Mitigating Bias in Locally Constrained Decoding via Tractable Proposals
For practitioners needing LLM outputs to conform to constraints like JSON schema, this provides a more efficient and less biased sampling method.
This work addresses bias in locally constrained decoding (LCD) for LLMs by proposing globally constrained decoding (GCD) and probabilistic GCD (P-GCD) proposals for sequential Monte Carlo (SMC) sampling. Experiments show that (P-)GCD converges faster to the target distribution with significantly fewer particles compared to LCD proposals.

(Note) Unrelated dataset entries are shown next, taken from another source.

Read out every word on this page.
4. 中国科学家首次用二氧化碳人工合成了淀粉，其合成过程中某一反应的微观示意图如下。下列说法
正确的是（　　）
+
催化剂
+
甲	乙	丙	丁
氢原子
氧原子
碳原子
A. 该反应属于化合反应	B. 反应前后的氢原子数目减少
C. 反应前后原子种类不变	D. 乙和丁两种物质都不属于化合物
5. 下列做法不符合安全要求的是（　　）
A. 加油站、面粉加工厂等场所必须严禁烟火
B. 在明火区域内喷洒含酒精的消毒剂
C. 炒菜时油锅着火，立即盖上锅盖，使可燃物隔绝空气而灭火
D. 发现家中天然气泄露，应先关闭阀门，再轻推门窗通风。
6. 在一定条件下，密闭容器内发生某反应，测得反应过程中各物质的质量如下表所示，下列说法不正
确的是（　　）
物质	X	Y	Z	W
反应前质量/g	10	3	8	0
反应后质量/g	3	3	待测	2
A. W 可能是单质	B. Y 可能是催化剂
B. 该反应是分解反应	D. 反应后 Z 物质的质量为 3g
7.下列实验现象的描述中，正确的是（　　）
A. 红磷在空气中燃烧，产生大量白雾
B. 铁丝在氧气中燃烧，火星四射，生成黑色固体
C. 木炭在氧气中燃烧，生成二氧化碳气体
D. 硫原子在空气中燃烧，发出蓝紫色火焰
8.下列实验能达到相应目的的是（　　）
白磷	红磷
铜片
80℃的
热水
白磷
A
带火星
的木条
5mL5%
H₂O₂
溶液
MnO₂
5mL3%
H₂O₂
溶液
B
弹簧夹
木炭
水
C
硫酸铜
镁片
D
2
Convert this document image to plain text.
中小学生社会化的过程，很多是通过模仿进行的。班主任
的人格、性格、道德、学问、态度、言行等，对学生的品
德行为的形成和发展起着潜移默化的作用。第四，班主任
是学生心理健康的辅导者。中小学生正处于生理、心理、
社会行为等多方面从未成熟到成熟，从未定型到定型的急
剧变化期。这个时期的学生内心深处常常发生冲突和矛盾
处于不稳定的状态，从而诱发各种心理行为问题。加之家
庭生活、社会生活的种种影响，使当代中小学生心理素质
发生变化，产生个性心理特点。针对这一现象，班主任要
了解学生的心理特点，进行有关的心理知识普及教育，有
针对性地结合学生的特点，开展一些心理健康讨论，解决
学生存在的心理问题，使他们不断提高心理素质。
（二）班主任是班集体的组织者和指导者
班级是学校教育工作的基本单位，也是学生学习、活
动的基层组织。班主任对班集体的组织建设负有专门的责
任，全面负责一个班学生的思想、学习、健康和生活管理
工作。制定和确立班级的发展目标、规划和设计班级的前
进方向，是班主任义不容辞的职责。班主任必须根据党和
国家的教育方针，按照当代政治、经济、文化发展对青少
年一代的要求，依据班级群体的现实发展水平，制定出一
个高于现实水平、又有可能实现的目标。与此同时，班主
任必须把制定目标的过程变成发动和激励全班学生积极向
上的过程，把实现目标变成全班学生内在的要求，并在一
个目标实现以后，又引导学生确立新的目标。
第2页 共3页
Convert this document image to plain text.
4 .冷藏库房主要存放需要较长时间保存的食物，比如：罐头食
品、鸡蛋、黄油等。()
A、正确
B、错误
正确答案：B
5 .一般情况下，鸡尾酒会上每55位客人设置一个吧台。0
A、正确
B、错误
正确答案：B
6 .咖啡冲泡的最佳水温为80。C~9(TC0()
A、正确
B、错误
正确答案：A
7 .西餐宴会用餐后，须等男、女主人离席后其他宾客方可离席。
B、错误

Generations from large language models often fail to conform to desired constraints such as JSON schema. Existing locally constrained decoding (LCD) approaches enforce constraints by myopically masking out next tokens, resulting in biased sampling and degradation in performance. Recent work uses sequential Monte Carlo (SMC) methods to mitigate such biases, but designing effective proposal distributions or potential functions remains a key challenge. In this work, we propose a generic approach to construct proposals and potentials for SMC sampling from $p_{\mathrm{lm}}( \cdot \mid \mathrm{constraint})$. First, we show that constraints specified as finite automata can be tensorized for efficient execution on GPUs, which we use to construct globally constrained decoding (GCD) proposals. In addition, leveraging the fact that tensorized finite automata share the same circuit structure as hidden Markov models, we circuit-multiply them to obtain the probabilistic GCD (P-GCD) proposals encoding both logical and probabilistic information about the target distributions. We evaluate (P-)GCD on the tasks of function calling, keyword-based generation, and SQL generation. Experiments show that under the same SMC sampling setup, compared to LCD proposals, (P-)GCD converges faster to the target distribution with significantly fewer particles.